Is he open to multi-cloud solutions?
“We’re definitely always looking at other technologies too.”
A real focus for Atlassian meanwhile, is using microservices to refine its product offering.
(Microservices are an architectural approach to building applications that breaks an app down into its core functions. Each function – called a service – can be built and deployed independently, meaning individual services can function (and fail) without negatively affecting the others.)
Atlassian CTO Sri Viswanath notes: “The general premise with microservices is having smaller teams that can move faster, focus on business logic. If you set it up right there are a bunch of benefits as you scale. We are very thoughtful on the people side; we have very strong values.”
“That’s vital as culture is extremely important when you to microservices. If you don’t get it right, you get chaos in the system. If you’re going to do it you need to invest in an operational maturity model.”

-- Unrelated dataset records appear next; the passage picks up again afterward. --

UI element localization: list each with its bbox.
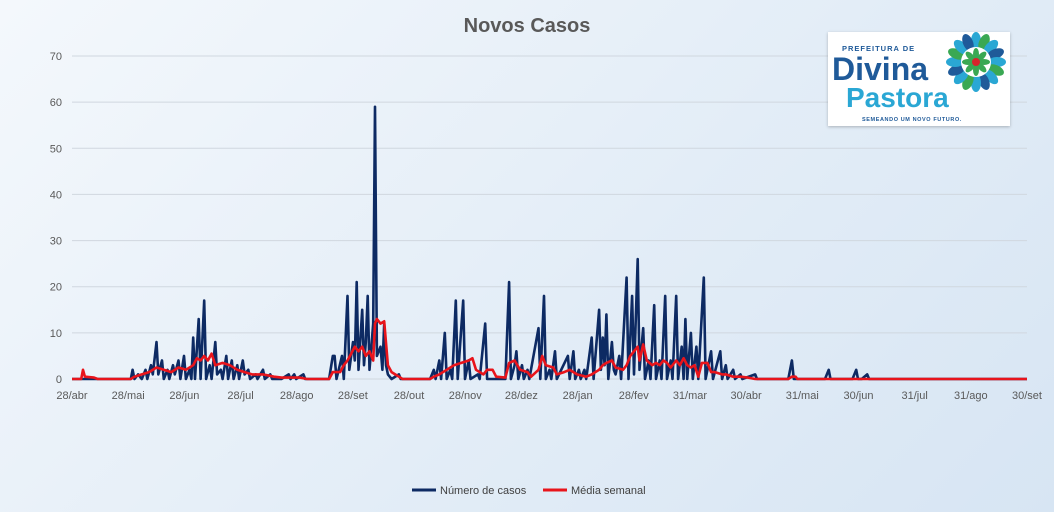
- flower-emblem-icon: [946, 32, 1006, 92]
- x-tick-label: 31/mar: [673, 390, 708, 402]
- flower-outer-petal: [978, 72, 990, 90]
- x-tick-label: 28/abr: [56, 390, 88, 402]
- legend-label-cases: Número de casos: [440, 485, 527, 497]
- logo-artwork: PREFEITURA DE Divina Pastora SEMEANDO UM…: [832, 32, 1006, 123]
- x-axis-ticks: 28/abr 28/mai 28/jun 28/jul 28/ago 28/set 28/o…: [56, 390, 1042, 402]
- flower-center: [972, 58, 980, 66]
- x-tick-label: 28/jan: [563, 390, 593, 402]
- y-axis-ticks: 0 10 20 30 40 50 60 70: [50, 51, 62, 386]
- flower-outer-petal: [953, 39, 969, 55]
- flower-inner-petal: [973, 64, 979, 76]
- x-tick-label: 30/set: [1012, 390, 1042, 402]
- y-tick-label: 0: [56, 374, 62, 386]
- flower-outer-petal: [962, 34, 974, 52]
- x-tick-label: 28/set: [338, 390, 368, 402]
- x-tick-label: 30/jun: [843, 390, 873, 402]
- x-tick-label: 28/dez: [505, 390, 538, 402]
- y-tick-label: 70: [50, 51, 62, 63]
- logo-line-1: Divina: [832, 51, 928, 87]
- series-line-cases: [72, 105, 1027, 381]
- flower-inner-petal: [976, 51, 987, 62]
- flower-inner-petal: [962, 59, 974, 65]
- flower-inner-petal: [965, 51, 976, 62]
- x-tick-label: 28/jun: [169, 390, 199, 402]
- x-tick-label: 28/nov: [449, 390, 483, 402]
- flower-inner-petal: [973, 48, 979, 60]
- y-tick-label: 60: [50, 97, 62, 109]
- y-tick-label: 20: [50, 282, 62, 294]
- legend-label-weekly-average: Média semanal: [571, 485, 646, 497]
- flower-outer-petal: [983, 39, 999, 55]
- logo-line-2: Pastora: [846, 82, 949, 113]
- flower-inner-petal: [978, 59, 990, 65]
- x-tick-label: 31/mai: [786, 390, 819, 402]
- chart-legend: Número de casos Média semanal: [412, 485, 646, 497]
- flower-outer-petal: [983, 69, 999, 85]
- x-tick-label: 28/fev: [619, 390, 649, 402]
- flower-outer-petal: [986, 48, 1004, 60]
- x-tick-label: 31/jul: [901, 390, 927, 402]
- logo-top-text: PREFEITURA DE: [842, 44, 915, 53]
- y-tick-label: 50: [50, 143, 62, 155]
- flower-inner-petal: [976, 62, 987, 73]
- x-tick-label: 28/jul: [227, 390, 253, 402]
- flower-outer-petal: [948, 64, 966, 76]
- series-line-weekly-average: [72, 317, 1027, 381]
- x-tick-label: 30/abr: [731, 390, 763, 402]
- series-lines: [72, 105, 1027, 381]
- chart-title: Novos Casos: [464, 15, 591, 37]
- y-tick-label: 10: [50, 328, 62, 340]
- divina-pastora-logo: PREFEITURA DE Divina Pastora SEMEANDO UM…: [828, 32, 1010, 126]
- y-tick-label: 40: [50, 189, 62, 201]
- x-tick-label: 28/ago: [280, 390, 314, 402]
- logo-slogan: SEMEANDO UM NOVO FUTURO.: [862, 117, 962, 123]
- y-tick-label: 30: [50, 236, 62, 248]
- x-tick-label: 31/ago: [954, 390, 988, 402]
- flower-inner-petal: [965, 62, 976, 73]
- x-tick-label: 28/out: [394, 390, 425, 402]
- flower-outer-petal: [953, 69, 969, 85]
- x-tick-label: 28/mai: [112, 390, 145, 402]
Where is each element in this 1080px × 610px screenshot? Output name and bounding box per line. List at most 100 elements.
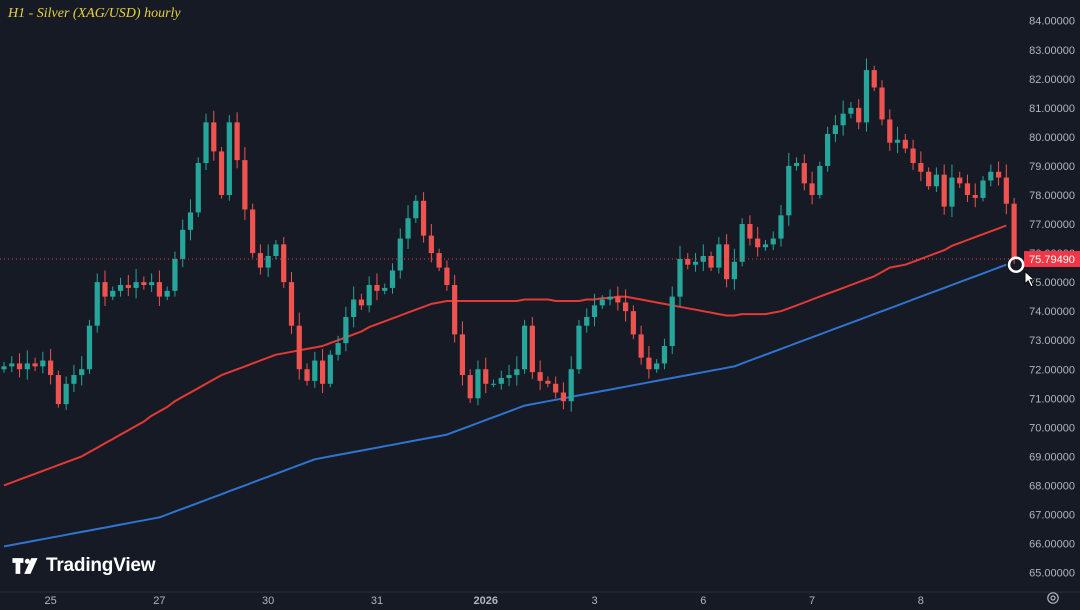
candle-body (871, 70, 877, 88)
y-tick-label: 69.00000 (1029, 451, 1075, 463)
candle-body (187, 212, 194, 230)
candle-body (615, 296, 621, 303)
candle-body (778, 215, 784, 239)
y-tick-label: 79.00000 (1029, 161, 1075, 173)
x-axis: 25 27 30 31 2026 3 6 7 8 (0, 591, 1080, 607)
candles-layer (1, 58, 1017, 412)
chart-title: H1 - Silver (XAG/USD) hourly (8, 6, 181, 21)
candle-body (669, 296, 675, 347)
candle-body (739, 224, 745, 262)
candle-body (933, 174, 939, 187)
candle-body (560, 392, 567, 402)
candle-body (584, 316, 590, 326)
candle-body (949, 177, 955, 207)
candle-body (576, 325, 582, 370)
x-tick-label: 2026 (473, 595, 497, 607)
candle-body (327, 354, 333, 384)
cursor-layer (1007, 256, 1036, 288)
tradingview-logo-icon (12, 558, 38, 574)
candle-body (840, 113, 846, 126)
candle-body (149, 282, 155, 286)
candle-body (747, 224, 753, 239)
y-tick-label: 72.00000 (1029, 364, 1075, 376)
candle-body (995, 171, 1002, 178)
candle-body (724, 244, 730, 280)
candle-body (452, 285, 458, 335)
candle-body (599, 299, 605, 306)
candle-body (117, 285, 124, 291)
candle-body (86, 325, 93, 370)
y-tick-label: 74.00000 (1029, 306, 1075, 318)
candle-body (514, 369, 520, 376)
candle-body (809, 183, 815, 195)
candle-body (133, 282, 139, 288)
candle-body (483, 369, 489, 384)
candle-body (731, 261, 737, 280)
candle-body (980, 180, 986, 198)
candle-body (312, 360, 318, 381)
x-tick-label: 30 (262, 595, 274, 607)
candle-body (32, 363, 38, 367)
x-tick-label: 7 (809, 595, 815, 607)
candle-body (459, 334, 466, 376)
settings-gear-icon[interactable] (1046, 591, 1060, 605)
candle-body (265, 255, 271, 268)
candle-body (894, 139, 901, 143)
candle-body (568, 369, 574, 402)
candle-body (638, 334, 644, 358)
candle-body (521, 325, 528, 370)
candle-body (825, 133, 831, 166)
candle-body (770, 238, 776, 245)
y-tick-label: 83.00000 (1029, 45, 1075, 57)
candle-body (389, 270, 396, 288)
y-tick-label: 80.00000 (1029, 132, 1075, 144)
candle-body (553, 383, 559, 393)
candle-body (498, 377, 504, 384)
candle-body (879, 87, 885, 120)
candle-body (685, 258, 691, 265)
x-tick-label: 8 (918, 595, 924, 607)
y-tick-label: 81.00000 (1029, 103, 1075, 115)
candle-body (125, 285, 131, 288)
candle-body (164, 290, 170, 297)
candle-body (537, 372, 543, 381)
candle-body (366, 285, 372, 306)
candle-body (9, 363, 15, 367)
candle-body (716, 244, 722, 268)
candle-body (957, 177, 963, 184)
candle-body (40, 360, 46, 367)
y-tick-label: 77.00000 (1029, 219, 1075, 231)
candle-body (296, 325, 302, 370)
tradingview-logo[interactable]: TradingView (10, 555, 156, 577)
candle-body (156, 282, 162, 297)
candle-body (242, 160, 248, 210)
candle-body (848, 107, 854, 114)
candle-body (926, 171, 932, 187)
candle-body (343, 316, 349, 344)
candle-body (832, 125, 838, 134)
candle-body (941, 174, 947, 207)
candle-body (700, 255, 706, 262)
y-tick-label: 66.00000 (1029, 539, 1075, 551)
last-price-label: 75.79490 (1029, 254, 1075, 266)
candle-body (358, 299, 365, 306)
y-tick-label: 78.00000 (1029, 190, 1075, 202)
candle-body (545, 380, 551, 384)
x-tick-label: 3 (591, 595, 597, 607)
candle-body (55, 375, 61, 405)
y-tick-label: 84.00000 (1029, 16, 1075, 28)
candle-body (910, 148, 916, 164)
candle-body (16, 363, 23, 370)
candle-body (863, 70, 870, 123)
candle-body (351, 299, 357, 317)
candle-body (506, 375, 512, 378)
candle-body (436, 253, 442, 268)
candle-body (918, 163, 924, 172)
pointer-cursor-icon (1024, 270, 1036, 288)
candle-body (234, 122, 240, 161)
candle-body (762, 244, 769, 248)
candle-body (467, 375, 473, 399)
x-tick-label: 31 (371, 595, 383, 607)
candle-body (319, 360, 326, 384)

Wrapping up: “Innovation is the lifeblood for Atlassian. We want people to love the products… we need to make sure our users love us.”
With the company rapidly paring its operating losses ($3.2 million for the quarter just reported; $13 million the same quarter in 2018) and adding 6,551 net new customers during the quarter, its clear its users appreciate the products.
Does Google Cloud too? Watch this space.